Avoir su formuler les critiques que l’on peut faire contre l’état actuel, à voir su rassembler en un formidable réquisitoire tous les torts de l’autorité, les méfaits de l’exploitation capitaliste et de l’individualisme bourgeois, n’auraient-ils su faire que cela, le travail des anarchistes serait énorme, et justifierait leur existence.
Sans doute, cette critique avait été faite avant eux. La plainte suit le mal. Le mérite des anarchistes fut d’avoir su remonter au mal, d’avoir démontré l’inanité des replâtrages et des faux remèdes.
Ceci dit, il faut bien reconnaître que le reproche était en partie fondé. Mais ce n’était pas la faute ni des anarchistes, ni des idées anarchistes. La réalité est qu’ils furent toujours en trop petit nombre pour réaliser quelque entreprise durable. Le miracle est que, si peu nombreux·qu’ils étaient, ils aient pu influencer le mouvement d’idées de leur époque de la façon intense qu’ils y ont réussi.
C’était plutôt la faute des conditions dans lesquelles s’était développé le mouvement lui-même plutôt que celle des anarchistes, mais faute c’était, et cela explique leur désarroi devant la catastrophe d’Août 1914.
Et aujourd’hui, plus divisés, plus désemparés que jamais, n’étant même plus la poussière d’aspirations qu’ils étaient avant la crise, il semblerait que leur incapacité « à faire quelque chose » soit plus grande que jamais.
Et c’est ainsi qu’ont raisonné beaucoup d’entre nous, les uns pour se retirer dans leur tour d’ivoire, les autres pour passer, armes et bagages, dans les partis d’à‑côté.
Si nous avions raisonné comme cela, la douzaine de camarades que nous étions, lorsque « demi-quarteron » nous n’aurions jamais commencé la lutte.
Il y a toujours à faire lorsqu’on veut faire. Si les évènements nous ont démontré que, pour quelques-uns d’entre eux, nous n’avions pas toujours su les envisager dans leur complexité, ils n’ont pas moins démontré que l’ensemble de nos idées était juste, que nous avions raison dans toutes nos critiques.
Or, si nos idées sont justes, notre action est toute indiquée : prendre, la propagande au point où les évènements de 1914 nous forcèrent à la laisser. En nous inspirant, bien entendu, de la leçon des évènements pour ne pas retomber dans les fautes commises.
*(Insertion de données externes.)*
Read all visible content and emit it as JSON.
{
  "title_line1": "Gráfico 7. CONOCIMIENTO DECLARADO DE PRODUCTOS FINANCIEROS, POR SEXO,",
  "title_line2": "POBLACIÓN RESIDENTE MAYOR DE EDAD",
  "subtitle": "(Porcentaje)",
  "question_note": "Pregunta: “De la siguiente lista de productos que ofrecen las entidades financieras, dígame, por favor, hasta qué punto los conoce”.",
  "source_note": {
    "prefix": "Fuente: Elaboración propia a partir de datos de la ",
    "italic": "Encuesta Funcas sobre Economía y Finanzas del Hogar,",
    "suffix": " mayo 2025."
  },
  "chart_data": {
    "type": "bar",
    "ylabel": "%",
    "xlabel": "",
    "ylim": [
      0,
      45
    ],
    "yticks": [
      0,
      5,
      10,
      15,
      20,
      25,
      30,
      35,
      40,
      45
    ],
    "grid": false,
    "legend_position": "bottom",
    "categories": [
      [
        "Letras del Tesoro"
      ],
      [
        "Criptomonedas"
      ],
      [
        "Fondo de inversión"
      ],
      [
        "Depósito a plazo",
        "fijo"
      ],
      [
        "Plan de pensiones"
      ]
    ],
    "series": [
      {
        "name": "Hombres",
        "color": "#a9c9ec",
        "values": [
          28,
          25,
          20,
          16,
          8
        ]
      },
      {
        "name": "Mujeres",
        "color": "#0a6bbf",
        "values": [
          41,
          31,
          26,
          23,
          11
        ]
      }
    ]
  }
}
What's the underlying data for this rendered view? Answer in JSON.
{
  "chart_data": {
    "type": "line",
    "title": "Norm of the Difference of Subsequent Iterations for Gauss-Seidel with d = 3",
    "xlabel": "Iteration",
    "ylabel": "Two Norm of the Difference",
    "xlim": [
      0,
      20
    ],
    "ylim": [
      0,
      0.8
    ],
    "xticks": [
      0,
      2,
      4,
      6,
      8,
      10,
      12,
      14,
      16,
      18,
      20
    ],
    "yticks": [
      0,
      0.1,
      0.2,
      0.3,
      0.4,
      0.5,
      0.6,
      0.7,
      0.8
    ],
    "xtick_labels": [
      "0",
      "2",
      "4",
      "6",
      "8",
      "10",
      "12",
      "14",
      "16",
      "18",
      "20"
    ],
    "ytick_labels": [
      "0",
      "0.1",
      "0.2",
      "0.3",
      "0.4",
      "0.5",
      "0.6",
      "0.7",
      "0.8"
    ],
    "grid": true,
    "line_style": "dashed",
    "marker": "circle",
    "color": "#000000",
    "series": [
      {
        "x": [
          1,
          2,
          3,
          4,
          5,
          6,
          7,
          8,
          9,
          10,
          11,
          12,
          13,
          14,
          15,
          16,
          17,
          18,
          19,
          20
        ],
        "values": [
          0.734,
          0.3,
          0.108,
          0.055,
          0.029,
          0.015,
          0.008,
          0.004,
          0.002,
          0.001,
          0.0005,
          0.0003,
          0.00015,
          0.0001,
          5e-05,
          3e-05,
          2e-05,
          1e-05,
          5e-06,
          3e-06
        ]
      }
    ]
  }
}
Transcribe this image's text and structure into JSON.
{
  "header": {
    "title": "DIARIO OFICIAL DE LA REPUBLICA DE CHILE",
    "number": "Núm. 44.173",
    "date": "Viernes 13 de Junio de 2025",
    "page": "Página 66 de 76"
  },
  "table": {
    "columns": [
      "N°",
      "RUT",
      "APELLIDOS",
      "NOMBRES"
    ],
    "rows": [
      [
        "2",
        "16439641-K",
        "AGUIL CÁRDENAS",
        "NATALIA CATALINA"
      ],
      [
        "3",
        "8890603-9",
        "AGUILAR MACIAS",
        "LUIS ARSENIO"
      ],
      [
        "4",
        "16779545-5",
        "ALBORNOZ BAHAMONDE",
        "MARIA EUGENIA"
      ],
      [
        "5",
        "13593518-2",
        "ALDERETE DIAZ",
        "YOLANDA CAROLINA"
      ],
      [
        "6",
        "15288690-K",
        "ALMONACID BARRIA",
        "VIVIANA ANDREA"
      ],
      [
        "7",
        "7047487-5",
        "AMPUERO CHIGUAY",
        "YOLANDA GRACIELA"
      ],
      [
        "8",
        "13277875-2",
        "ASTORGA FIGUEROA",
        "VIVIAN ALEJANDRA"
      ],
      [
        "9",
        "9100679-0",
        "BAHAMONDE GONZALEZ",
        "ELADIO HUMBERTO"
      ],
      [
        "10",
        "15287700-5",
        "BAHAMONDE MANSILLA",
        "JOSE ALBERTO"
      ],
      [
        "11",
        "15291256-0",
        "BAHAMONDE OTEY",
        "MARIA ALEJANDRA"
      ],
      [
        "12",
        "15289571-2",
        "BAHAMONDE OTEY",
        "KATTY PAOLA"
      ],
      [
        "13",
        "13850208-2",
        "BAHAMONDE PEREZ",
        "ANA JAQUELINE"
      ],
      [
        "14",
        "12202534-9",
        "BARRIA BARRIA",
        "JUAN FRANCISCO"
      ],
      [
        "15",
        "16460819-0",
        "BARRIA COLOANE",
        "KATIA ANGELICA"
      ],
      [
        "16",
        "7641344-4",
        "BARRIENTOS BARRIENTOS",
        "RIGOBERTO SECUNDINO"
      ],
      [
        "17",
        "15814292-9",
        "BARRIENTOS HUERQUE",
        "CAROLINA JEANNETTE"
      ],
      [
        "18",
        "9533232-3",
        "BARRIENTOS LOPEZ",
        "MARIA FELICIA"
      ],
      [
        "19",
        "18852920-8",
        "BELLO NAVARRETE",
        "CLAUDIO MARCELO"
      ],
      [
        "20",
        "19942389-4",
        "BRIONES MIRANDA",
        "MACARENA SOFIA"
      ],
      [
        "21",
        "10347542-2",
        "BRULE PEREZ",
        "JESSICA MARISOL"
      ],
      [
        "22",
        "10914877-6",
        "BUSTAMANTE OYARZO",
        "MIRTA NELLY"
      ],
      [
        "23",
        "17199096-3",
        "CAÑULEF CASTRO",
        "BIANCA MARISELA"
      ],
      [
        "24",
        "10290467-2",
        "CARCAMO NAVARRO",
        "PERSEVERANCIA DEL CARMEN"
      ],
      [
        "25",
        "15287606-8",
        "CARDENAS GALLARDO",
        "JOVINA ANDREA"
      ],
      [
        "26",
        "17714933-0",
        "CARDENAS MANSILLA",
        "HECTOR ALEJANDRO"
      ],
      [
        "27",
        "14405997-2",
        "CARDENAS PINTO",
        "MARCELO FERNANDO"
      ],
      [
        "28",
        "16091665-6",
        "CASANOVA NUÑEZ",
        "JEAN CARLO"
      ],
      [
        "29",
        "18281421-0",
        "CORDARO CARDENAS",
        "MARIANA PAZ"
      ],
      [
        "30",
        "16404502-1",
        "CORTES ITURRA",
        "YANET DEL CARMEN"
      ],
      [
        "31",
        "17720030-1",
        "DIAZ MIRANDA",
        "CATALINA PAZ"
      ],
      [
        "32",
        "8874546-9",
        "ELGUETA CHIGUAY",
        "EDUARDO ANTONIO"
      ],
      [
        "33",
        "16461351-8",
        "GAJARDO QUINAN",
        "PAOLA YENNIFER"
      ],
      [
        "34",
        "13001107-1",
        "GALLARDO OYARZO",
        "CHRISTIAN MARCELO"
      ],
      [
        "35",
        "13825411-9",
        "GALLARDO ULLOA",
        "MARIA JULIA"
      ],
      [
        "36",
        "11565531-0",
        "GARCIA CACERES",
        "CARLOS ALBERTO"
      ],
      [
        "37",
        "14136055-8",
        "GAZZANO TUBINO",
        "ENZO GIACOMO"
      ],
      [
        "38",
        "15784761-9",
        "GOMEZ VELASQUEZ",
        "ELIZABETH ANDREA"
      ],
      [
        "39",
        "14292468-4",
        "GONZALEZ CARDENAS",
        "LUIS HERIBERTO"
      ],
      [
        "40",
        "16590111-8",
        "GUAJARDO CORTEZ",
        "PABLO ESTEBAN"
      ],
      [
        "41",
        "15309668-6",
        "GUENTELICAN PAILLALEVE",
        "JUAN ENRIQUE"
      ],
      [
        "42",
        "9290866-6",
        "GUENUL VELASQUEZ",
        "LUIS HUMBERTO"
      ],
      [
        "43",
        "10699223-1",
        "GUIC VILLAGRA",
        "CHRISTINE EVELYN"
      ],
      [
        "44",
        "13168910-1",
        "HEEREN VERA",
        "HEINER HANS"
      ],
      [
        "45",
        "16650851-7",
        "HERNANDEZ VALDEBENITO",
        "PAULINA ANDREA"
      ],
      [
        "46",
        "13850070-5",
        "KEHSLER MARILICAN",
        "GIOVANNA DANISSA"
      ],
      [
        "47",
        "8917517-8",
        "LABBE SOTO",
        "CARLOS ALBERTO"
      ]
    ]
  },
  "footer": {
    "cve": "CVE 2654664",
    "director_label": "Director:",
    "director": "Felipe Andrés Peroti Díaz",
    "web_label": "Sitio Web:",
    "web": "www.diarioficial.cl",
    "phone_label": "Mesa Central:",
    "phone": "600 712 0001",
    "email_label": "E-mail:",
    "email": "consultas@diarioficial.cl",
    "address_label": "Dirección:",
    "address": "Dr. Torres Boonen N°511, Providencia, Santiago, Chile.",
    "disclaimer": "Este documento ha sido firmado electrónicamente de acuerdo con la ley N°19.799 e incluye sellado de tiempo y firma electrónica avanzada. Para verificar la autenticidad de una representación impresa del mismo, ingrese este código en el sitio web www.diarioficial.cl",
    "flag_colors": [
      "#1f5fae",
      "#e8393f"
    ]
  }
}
La vague de j’menfoutisme et d’individualisme qui nous submerge en ce moment ne durera pas. Nous payons les cinq années de souffrances et de tension intense que nous avons vécues. L’effort passé, la bête humaine reprend ses droits. Elle se rue à la jouissance, au rigodon après la peine. Cela s’est vu à toutes les périodes où l’individu se surmenait. Cela passera, comme ça a passé aux autres époques. Il faudra bien que la vie normale reprenne son cours. Ce sera alors notre moment de parler.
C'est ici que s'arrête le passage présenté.